The team gave a huge platform to Marko Perković, the lead singer of Thompson, by inviting him to participate with them in the celebrations in Zagreb on July 16. The national team was flown to the country’s capital accompanied by two Air Force carriers. The team was greeted by hundreds of thousands of people singing nationalist songs along with Perković.

Perković is one of the most notorious far-right figures in Europe’s musical scene. He fought in the Balkan wars of the 1990s and named his band after the gun he used (Thompson) to kill Serbs. In his songs, he has glorified the genocidal violence of the Croatian army against Serbs. He has also expressed sympathies for the Croatian fascist organization Ustasha, which collaborated with the Nazis during World War II.

The Croatian national team has a long-standing and notorious relationship with the country’s far-right. When the team came in third at the 1998 World Cup, the team’s main striker, Davor Šuker, had his picture taken in front of the grave of the Ustasha-leader Ante Pavelić, who governed the Nazi puppet state in Croatia from 1941 to 1945.

In 2006, during the European Cup, the national team used one of Thompson’s songs as its official anthem.
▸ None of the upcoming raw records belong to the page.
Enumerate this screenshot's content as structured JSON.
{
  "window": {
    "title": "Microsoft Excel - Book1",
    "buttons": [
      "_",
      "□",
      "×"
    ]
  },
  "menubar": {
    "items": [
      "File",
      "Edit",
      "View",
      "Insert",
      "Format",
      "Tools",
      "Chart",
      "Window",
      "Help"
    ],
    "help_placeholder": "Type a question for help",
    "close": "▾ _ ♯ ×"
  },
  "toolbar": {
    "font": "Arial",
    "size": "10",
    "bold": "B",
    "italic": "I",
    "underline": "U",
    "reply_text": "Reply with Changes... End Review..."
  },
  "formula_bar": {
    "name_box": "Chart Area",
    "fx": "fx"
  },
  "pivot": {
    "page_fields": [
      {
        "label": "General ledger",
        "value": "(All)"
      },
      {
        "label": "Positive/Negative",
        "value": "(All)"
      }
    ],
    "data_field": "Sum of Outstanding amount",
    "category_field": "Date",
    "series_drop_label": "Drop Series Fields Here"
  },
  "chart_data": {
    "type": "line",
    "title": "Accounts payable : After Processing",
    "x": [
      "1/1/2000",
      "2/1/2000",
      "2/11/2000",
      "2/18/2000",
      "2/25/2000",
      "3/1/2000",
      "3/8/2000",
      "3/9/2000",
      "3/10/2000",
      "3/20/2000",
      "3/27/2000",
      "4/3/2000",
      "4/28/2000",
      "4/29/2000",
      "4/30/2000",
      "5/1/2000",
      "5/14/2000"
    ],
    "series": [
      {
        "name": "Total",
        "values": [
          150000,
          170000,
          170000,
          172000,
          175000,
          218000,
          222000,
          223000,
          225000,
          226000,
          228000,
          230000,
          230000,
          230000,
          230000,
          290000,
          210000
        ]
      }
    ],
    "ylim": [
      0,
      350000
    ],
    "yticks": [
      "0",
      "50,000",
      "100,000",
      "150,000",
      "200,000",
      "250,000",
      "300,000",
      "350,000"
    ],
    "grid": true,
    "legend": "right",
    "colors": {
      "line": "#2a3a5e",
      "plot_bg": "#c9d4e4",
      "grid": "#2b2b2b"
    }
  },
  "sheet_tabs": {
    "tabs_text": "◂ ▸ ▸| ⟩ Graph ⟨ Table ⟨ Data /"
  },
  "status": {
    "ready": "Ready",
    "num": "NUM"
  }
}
As in much of Eastern Europe, hard-core Croatian football fans (“ultras”) tend to maintain relations with the far-right. Both the clubs and the Football Federation of Croatia have been fined many times for violence, hate speech and racist slogans. In the World Cup, racist incidents included fans throwing bananas on the field when Brazilian-born Eduardo da Silva was playing for Brazil’s national team.
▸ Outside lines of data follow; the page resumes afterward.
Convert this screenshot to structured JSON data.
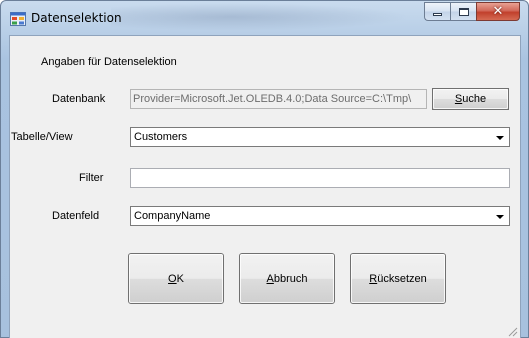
{
  "window": {
    "title": "Datenselektion",
    "icon": "window-app-icon",
    "controls": [
      "minimize-icon",
      "maximize-icon",
      "close-icon"
    ],
    "close_glyph": "✕"
  },
  "form": {
    "group_label": "Angaben für Datenselektion",
    "datenbank": {
      "label": "Datenbank",
      "value": "Provider=Microsoft.Jet.OLEDB.4.0;Data Source=C:\\Tmp\\",
      "search_button": {
        "accel": "S",
        "rest": "uche"
      }
    },
    "tabelle": {
      "label": "Tabelle/View",
      "selected": "Customers"
    },
    "filter": {
      "label": "Filter",
      "value": ""
    },
    "datenfeld": {
      "label": "Datenfeld",
      "selected": "CompanyName"
    }
  },
  "buttons": {
    "ok": {
      "accel": "O",
      "rest": "K"
    },
    "abbruch": {
      "accel": "A",
      "rest": "bbruch"
    },
    "reset": {
      "accel": "R",
      "rest": "ücksetzen"
    }
  },
  "colors": {
    "titlebar": "#b9cfe7",
    "close_button": "#c1402c",
    "client_bg": "#f0f0f0"
  }
}
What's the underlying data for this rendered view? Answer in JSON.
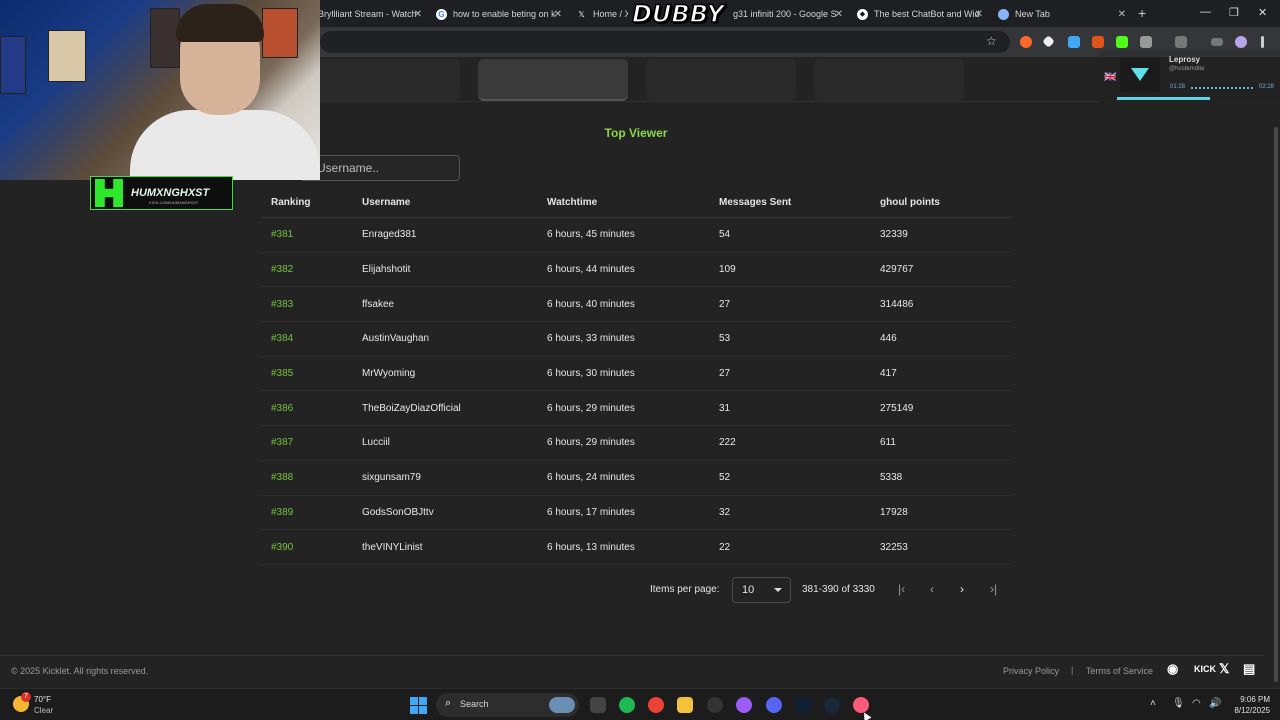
{
  "browser": {
    "tabs": [
      {
        "title": "Bryllliant Stream - Watch",
        "favicon": "kick-icon",
        "color": "#53fc18"
      },
      {
        "title": "how to enable beting on k",
        "favicon": "google-icon",
        "color": "#4285f4"
      },
      {
        "title": "Home / X",
        "favicon": "x-icon",
        "color": "#000000"
      },
      {
        "title": "g31 infiniti 200 - Google S",
        "favicon": "google-icon",
        "color": "#4285f4"
      },
      {
        "title": "The best ChatBot and Wid",
        "favicon": "botrix-icon",
        "color": "#ffffff"
      },
      {
        "title": "New Tab",
        "favicon": "chrome-icon",
        "color": "#8ab4f8"
      }
    ],
    "overlay_logo": "DUBBY"
  },
  "header": {
    "title": "Top Viewer"
  },
  "search": {
    "placeholder": "Username.."
  },
  "table": {
    "columns": [
      "Ranking",
      "Username",
      "Watchtime",
      "Messages Sent",
      "ghoul points"
    ],
    "rows": [
      [
        "#381",
        "Enraged381",
        "6 hours, 45 minutes",
        "54",
        "32339"
      ],
      [
        "#382",
        "Elijahshotit",
        "6 hours, 44 minutes",
        "109",
        "429767"
      ],
      [
        "#383",
        "ffsakee",
        "6 hours, 40 minutes",
        "27",
        "314486"
      ],
      [
        "#384",
        "AustinVaughan",
        "6 hours, 33 minutes",
        "53",
        "446"
      ],
      [
        "#385",
        "MrWyoming",
        "6 hours, 30 minutes",
        "27",
        "417"
      ],
      [
        "#386",
        "TheBoiZayDiazOfficial",
        "6 hours, 29 minutes",
        "31",
        "275149"
      ],
      [
        "#387",
        "Lucciil",
        "6 hours, 29 minutes",
        "222",
        "611"
      ],
      [
        "#388",
        "sixgunsam79",
        "6 hours, 24 minutes",
        "52",
        "5338"
      ],
      [
        "#389",
        "GodsSonOBJttv",
        "6 hours, 17 minutes",
        "32",
        "17928"
      ],
      [
        "#390",
        "theVINYLinist",
        "6 hours, 13 minutes",
        "22",
        "32253"
      ]
    ]
  },
  "pagination": {
    "items_label": "Items per page:",
    "per_page": "10",
    "range": "381-390 of 3330"
  },
  "footer": {
    "copyright": "© 2025 Kicklet. All rights reserved.",
    "privacy": "Privacy Policy",
    "separator": "|",
    "terms": "Terms of Service",
    "kick_label": "KICK"
  },
  "overlays": {
    "streamer_name": "HUMXNGHXST",
    "streamer_sub": "KICK.COM/HUMXNGHXST",
    "now_playing_title": "Leprosy",
    "now_playing_artist": "@hostemdite",
    "now_playing_elapsed": "01:28",
    "now_playing_total": "02:28",
    "now_playing_progress": 0.6
  },
  "taskbar": {
    "weather_badge": "7",
    "temperature": "70°F",
    "condition": "Clear",
    "search_label": "Search",
    "time": "9:06 PM",
    "date": "8/12/2025"
  },
  "colors": {
    "accent": "#74c23e",
    "background": "#232323"
  }
}
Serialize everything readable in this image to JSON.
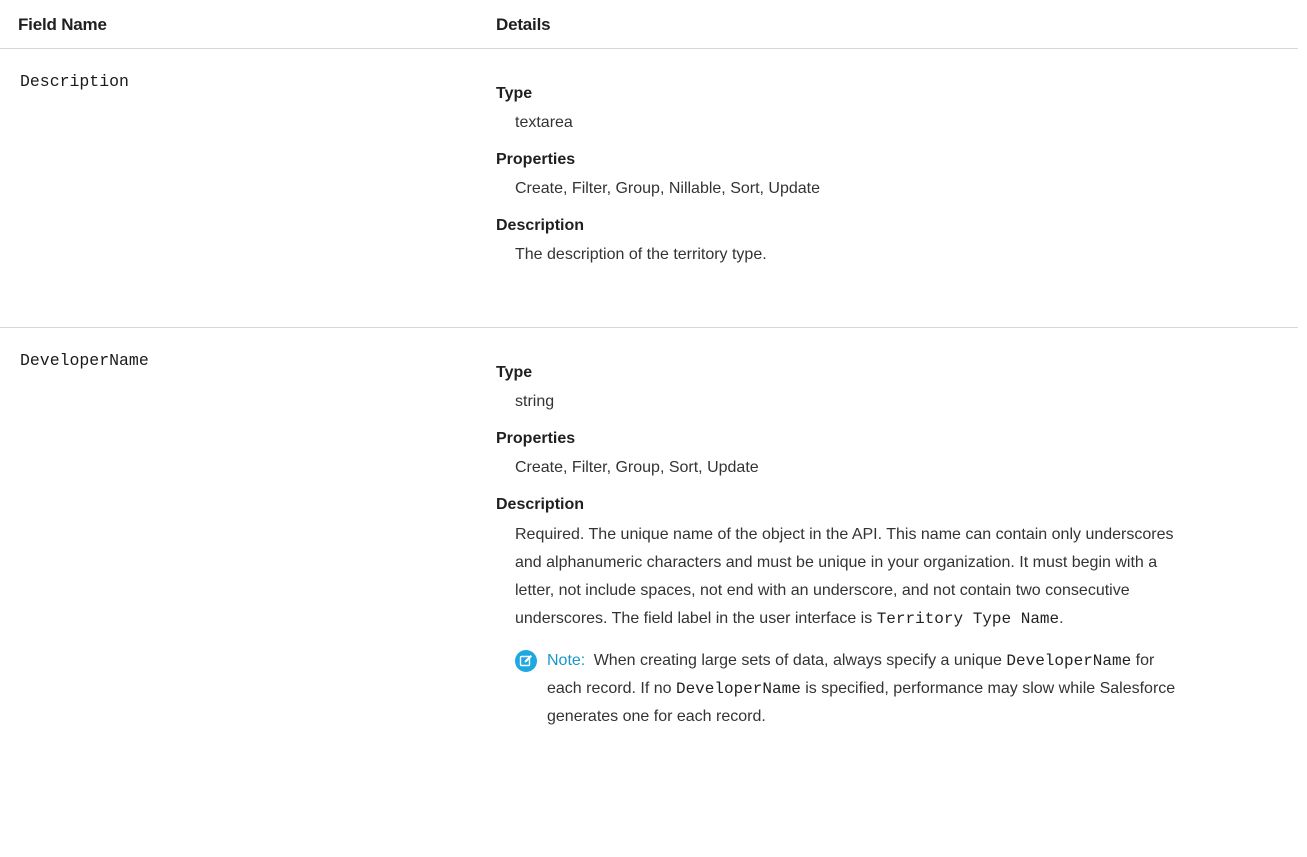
{
  "header": {
    "field_name": "Field Name",
    "details": "Details"
  },
  "rows": [
    {
      "field_name": "Description",
      "type_label": "Type",
      "type_value": "textarea",
      "properties_label": "Properties",
      "properties_value": "Create, Filter, Group, Nillable, Sort, Update",
      "description_label": "Description",
      "description_value": "The description of the territory type."
    },
    {
      "field_name": "DeveloperName",
      "type_label": "Type",
      "type_value": "string",
      "properties_label": "Properties",
      "properties_value": "Create, Filter, Group, Sort, Update",
      "description_label": "Description",
      "description_value": "Required. The unique name of the object in the API. This name can contain only underscores and alphanumeric characters and must be unique in your organization. It must begin with a letter, not include spaces, not end with an underscore, and not contain two consecutive underscores. The field label in the user interface is",
      "description_code": "Territory Type Name",
      "description_end": ".",
      "note": {
        "icon": "edit-note-icon",
        "label": "Note:",
        "text_1": "When creating large sets of data, always specify a unique",
        "code_1": "DeveloperName",
        "text_2": "for each record. If no",
        "code_2": "DeveloperName",
        "text_3": "is specified, performance may slow while Salesforce generates one for each record."
      }
    }
  ],
  "colors": {
    "note_accent": "#1798c8",
    "divider": "#d6d6d6"
  }
}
The team and many of its most important players, including Modrić and Dejan Lovren, have also been involved in high-level corruption scandals.

The involvement of the team with corruption scandals and the far-right has led some cafe and restaurant owners in the country to refuse to broadcast games involving the national team, while fans have boycotted the World Cup.
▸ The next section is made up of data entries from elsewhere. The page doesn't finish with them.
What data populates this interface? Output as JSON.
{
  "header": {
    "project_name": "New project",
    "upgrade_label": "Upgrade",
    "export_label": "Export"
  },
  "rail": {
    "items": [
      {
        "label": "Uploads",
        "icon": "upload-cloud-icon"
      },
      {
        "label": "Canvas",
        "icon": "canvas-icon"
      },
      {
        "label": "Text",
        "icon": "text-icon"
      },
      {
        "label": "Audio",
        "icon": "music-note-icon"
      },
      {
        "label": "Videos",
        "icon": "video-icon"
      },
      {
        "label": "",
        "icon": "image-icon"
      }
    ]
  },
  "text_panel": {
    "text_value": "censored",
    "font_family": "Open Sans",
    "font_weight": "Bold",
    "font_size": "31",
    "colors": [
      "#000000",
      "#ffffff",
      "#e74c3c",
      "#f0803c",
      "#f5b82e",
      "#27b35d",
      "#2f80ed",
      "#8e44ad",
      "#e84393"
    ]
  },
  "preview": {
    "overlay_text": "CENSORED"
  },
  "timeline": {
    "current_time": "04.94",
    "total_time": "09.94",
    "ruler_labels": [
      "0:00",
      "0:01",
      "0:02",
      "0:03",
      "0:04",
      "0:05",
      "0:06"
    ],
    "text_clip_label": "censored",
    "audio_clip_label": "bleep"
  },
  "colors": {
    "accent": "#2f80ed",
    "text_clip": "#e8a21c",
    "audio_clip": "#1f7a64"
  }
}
The use of football to promote nationalism is not peculiar to Croatia. A predominantly working class sport, for millions of people football is not only a way of getting away from the stress and disappointments of everyday life, but is often seen, especially by young people, as a way of self-fulfillment and social advancement. However, the political and financial elites who promote the sport are pursuing entirely different aims: apart from the massive amounts of money that are linked to football, it is used to whip up nationalism and divert attention from social tensions.

In recent years, this promotion of football by both governments and companies as a means to propagate nationalism has assumed ever greater dimensions, as social and national tensions have risen within the EU.

The Croatian case is a particularly stark expression of this general tendency. Over two decades after the break-up of Yugoslavia and the Balkan wars, Croatia remains mired in poverty and corruption within the ruling oligarchy is rampant. The legacy of Stalinism and the horrendous social conditions resulting from the right-wing policies of the official “left” parties have facilitated the rise of far-right forces. The ruling classes also use the far-right to intensify their war preparations against Russia, in which Croatia, a member state of NATO and the EU, is deeply involved.

The country’s president, Kolinda Grabar-Kitarović, a former NATO assistant secretary general for public diplomacy, is playing a central role. Grabar-Kitarović is a former member of the Croatian Democratic Union HDZ, an extreme nationalist party that enjoys the support of ultra-conservative and far-right groups, and is now working to create a commission to “investigate,” i.e., revise, the history of the Ustasha-run Jasenovac concentration camp, known as “Auschwitz of the Balkans,” where some 100,000 people were murdered, among them Jews, Serbs, Sinti and Roma, as well as political opponents of fascism.

The almost complete silence of the Western media on the lineup of the Croatian political establishment and the national team with the far-right stands in stark contrast to its loud campaign to vilify Russia, which hosted the World Cup (see: France wins football World Cup).